Even as foundational solutions like threat intelligence, endpoint protection and identity and access management evolve, too often organizations gravitate toward products with the loudest bells and whistles, many of which include features they don’t really need. These costly solutions can spread resources and investment dollars too thin and even undermine organizational security maturity.

With costs rising and budgets shrinking, agencies must adopt a risk-based approach and prioritize security investments to address key problems, vulnerabilities and exposures. Because the market is flooded with very mature, cost-effective and capable solutions that can drive cybersecurity maturity where it’s needed most, IT pros don’t need to chase  the latest shiny object.

3. Leverage automation

One way to move the needle on cybersecurity maturity is to leverage artificial intelligence and machine learning. AI and ML allow security teams to be more effective with the resources they have. Next-generation automated security technologies can complete tasks such as identifying potential threats, detecting unauthorized behaviors, applying intelligence to qualify incidents, countering and blocking attacks before execution, stopping unauthorized movement of data and more.

As AI and ML become more prevalent in the security marketplace, agencies can evolve their cybersecurity architecture to respond to changing digital threats.

4. Go beyond checking a box

Security maturity is more than a check in a box. It can be easy to deploy technology or train employees once and think the risk to the agency is mitigated. But IT environments, threats and risk tolerance evolve over time. To be truly effective, a cybersecurity program must continually improve to address gaps in the cybersecurity program.

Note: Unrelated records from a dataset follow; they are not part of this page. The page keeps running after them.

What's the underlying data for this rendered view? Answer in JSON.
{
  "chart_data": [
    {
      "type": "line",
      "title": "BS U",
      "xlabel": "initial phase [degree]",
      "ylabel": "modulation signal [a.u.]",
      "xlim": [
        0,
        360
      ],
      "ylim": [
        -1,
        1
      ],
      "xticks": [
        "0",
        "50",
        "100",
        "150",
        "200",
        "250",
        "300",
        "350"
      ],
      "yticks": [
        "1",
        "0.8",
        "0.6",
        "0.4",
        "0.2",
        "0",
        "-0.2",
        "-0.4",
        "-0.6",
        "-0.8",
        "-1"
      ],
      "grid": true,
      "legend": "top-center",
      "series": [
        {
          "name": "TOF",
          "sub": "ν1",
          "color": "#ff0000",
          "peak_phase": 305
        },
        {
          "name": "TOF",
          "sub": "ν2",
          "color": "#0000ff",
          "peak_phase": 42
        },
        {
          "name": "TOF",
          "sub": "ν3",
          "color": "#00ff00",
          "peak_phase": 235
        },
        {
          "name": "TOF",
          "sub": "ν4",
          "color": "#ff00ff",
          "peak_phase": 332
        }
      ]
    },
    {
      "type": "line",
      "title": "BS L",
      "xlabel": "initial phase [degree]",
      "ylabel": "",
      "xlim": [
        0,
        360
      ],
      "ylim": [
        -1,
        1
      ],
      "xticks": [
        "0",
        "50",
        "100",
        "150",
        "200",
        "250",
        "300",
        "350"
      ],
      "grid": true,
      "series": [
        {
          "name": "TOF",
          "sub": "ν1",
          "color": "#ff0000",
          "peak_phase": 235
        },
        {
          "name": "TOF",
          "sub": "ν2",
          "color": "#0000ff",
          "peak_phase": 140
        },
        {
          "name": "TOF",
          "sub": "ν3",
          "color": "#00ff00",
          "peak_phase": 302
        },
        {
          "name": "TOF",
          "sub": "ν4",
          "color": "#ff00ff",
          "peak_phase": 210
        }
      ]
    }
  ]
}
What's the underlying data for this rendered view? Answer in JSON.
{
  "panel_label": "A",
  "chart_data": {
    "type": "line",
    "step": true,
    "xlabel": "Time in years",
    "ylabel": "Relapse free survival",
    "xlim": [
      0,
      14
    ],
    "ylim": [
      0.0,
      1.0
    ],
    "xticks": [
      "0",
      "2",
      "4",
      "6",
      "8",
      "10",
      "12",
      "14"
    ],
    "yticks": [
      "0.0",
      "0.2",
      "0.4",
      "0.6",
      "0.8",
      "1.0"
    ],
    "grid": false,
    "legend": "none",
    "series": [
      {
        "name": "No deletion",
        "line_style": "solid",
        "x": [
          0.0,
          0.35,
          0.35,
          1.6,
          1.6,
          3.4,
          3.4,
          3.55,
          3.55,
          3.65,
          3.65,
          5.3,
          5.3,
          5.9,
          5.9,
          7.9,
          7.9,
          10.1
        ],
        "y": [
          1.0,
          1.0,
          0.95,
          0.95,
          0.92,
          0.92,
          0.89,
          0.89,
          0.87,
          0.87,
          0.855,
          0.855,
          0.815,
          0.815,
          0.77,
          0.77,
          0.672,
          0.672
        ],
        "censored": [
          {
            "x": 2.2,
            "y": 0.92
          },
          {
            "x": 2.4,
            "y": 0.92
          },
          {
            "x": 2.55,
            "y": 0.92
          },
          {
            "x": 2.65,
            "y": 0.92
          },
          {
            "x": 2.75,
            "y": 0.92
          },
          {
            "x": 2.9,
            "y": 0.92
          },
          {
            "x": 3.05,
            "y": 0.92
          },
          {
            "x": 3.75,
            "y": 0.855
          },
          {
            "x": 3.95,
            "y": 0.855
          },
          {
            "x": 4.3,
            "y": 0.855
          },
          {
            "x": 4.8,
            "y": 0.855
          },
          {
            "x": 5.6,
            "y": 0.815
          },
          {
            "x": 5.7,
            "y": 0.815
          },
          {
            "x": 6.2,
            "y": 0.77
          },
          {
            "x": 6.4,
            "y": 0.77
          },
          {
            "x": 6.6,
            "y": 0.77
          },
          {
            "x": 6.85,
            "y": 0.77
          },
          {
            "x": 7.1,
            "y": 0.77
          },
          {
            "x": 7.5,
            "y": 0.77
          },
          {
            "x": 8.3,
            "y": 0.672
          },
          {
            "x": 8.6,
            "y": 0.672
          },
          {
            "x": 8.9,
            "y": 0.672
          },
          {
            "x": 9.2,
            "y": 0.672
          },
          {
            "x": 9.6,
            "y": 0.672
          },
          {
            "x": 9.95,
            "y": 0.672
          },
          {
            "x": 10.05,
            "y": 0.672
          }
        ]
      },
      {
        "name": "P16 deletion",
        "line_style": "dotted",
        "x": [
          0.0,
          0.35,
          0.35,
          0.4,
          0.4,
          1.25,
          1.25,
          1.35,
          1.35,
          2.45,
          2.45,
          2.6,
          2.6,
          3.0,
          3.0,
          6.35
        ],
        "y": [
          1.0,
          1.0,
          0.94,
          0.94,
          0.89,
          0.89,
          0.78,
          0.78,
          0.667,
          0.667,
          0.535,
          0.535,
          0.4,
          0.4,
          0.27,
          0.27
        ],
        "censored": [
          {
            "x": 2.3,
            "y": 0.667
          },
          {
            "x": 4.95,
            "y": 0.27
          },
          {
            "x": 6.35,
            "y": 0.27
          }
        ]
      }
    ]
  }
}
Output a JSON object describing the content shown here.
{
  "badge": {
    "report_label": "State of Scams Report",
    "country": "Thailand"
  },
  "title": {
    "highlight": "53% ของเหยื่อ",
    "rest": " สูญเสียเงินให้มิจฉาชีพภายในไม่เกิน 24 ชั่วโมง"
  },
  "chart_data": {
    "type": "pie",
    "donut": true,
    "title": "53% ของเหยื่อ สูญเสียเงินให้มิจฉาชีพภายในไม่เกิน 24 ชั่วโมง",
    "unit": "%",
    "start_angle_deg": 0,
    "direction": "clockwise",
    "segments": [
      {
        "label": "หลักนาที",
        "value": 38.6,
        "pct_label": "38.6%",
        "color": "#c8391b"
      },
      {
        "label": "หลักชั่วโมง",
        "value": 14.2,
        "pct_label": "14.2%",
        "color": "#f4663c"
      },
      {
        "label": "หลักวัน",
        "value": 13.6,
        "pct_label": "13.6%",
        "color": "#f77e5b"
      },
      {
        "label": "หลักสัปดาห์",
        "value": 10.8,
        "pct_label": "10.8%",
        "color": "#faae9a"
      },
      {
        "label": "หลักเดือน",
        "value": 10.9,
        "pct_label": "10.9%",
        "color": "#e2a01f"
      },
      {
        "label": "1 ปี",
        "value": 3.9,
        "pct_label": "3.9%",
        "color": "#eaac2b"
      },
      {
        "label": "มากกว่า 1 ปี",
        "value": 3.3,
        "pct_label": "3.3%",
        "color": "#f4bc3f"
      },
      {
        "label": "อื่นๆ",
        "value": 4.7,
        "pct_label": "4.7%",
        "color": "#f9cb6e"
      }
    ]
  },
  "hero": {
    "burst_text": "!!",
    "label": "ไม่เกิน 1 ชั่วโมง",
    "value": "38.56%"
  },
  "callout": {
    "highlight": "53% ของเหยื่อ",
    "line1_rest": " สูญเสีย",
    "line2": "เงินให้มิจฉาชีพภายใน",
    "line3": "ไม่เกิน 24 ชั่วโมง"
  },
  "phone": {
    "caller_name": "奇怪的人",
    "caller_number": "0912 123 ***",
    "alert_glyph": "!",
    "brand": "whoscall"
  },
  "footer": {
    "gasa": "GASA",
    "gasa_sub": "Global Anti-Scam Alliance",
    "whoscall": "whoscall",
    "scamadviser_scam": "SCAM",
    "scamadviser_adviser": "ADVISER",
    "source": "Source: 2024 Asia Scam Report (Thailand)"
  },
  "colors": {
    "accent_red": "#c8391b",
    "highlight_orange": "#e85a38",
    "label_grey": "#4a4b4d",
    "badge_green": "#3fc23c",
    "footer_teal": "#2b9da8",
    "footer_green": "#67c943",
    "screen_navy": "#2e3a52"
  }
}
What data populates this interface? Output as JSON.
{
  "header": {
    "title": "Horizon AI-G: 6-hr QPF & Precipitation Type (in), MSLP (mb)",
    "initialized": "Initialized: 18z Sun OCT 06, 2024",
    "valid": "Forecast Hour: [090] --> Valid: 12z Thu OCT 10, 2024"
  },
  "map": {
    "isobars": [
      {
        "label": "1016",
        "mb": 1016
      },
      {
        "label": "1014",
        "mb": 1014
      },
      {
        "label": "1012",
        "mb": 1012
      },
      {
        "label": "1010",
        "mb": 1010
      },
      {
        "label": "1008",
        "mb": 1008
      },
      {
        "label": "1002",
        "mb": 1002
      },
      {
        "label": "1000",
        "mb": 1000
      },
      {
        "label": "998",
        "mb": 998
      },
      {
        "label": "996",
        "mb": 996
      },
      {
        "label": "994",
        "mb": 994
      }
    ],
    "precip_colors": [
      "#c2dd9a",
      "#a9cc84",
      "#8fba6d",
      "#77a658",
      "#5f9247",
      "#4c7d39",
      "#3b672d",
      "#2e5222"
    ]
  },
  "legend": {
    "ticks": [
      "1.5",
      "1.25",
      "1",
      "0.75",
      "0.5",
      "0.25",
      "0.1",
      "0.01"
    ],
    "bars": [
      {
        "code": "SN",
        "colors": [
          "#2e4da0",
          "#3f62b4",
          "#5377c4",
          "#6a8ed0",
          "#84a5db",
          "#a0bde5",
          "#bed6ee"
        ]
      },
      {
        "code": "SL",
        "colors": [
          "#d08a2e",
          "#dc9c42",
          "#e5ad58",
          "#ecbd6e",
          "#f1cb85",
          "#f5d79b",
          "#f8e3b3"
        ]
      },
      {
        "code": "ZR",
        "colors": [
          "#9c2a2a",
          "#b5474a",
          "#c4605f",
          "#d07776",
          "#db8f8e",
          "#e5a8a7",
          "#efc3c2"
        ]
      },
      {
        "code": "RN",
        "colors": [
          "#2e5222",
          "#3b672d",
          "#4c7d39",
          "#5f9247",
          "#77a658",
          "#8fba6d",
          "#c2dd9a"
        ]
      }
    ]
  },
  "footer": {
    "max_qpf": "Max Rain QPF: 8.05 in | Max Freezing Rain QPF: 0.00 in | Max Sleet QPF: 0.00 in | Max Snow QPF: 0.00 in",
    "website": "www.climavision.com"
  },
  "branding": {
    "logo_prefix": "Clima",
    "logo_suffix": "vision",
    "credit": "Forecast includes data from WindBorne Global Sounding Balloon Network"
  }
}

There’s good news. Both the National Institute of Standards and Technology and Energy Department’s Cybersecurity, Energy Security, and Emergency Response group provide cybersecurity frameworks and maturity models as guidelines. Whichever is chosen, the more focus placed on cybersecurity -- across all functions -- the better the outcomes will be.

5. Establish a culture of cybersecurity awareness

Technology alone can’t drive cybersecurity maturity. The entire agency must commit to a multifaceted security program acknowledging the cybersecurity risk posed by employees and contractors.

Fifty-two percent of respondents to the survey cited uninformed or careless insiders, including contractors, as their top threat. That’s why agencies must work on building their security culture. Instilling common sense in the workforce around what to look out for, best practices and what to do in certain scenarios can make a significant difference in an agency’s security posture.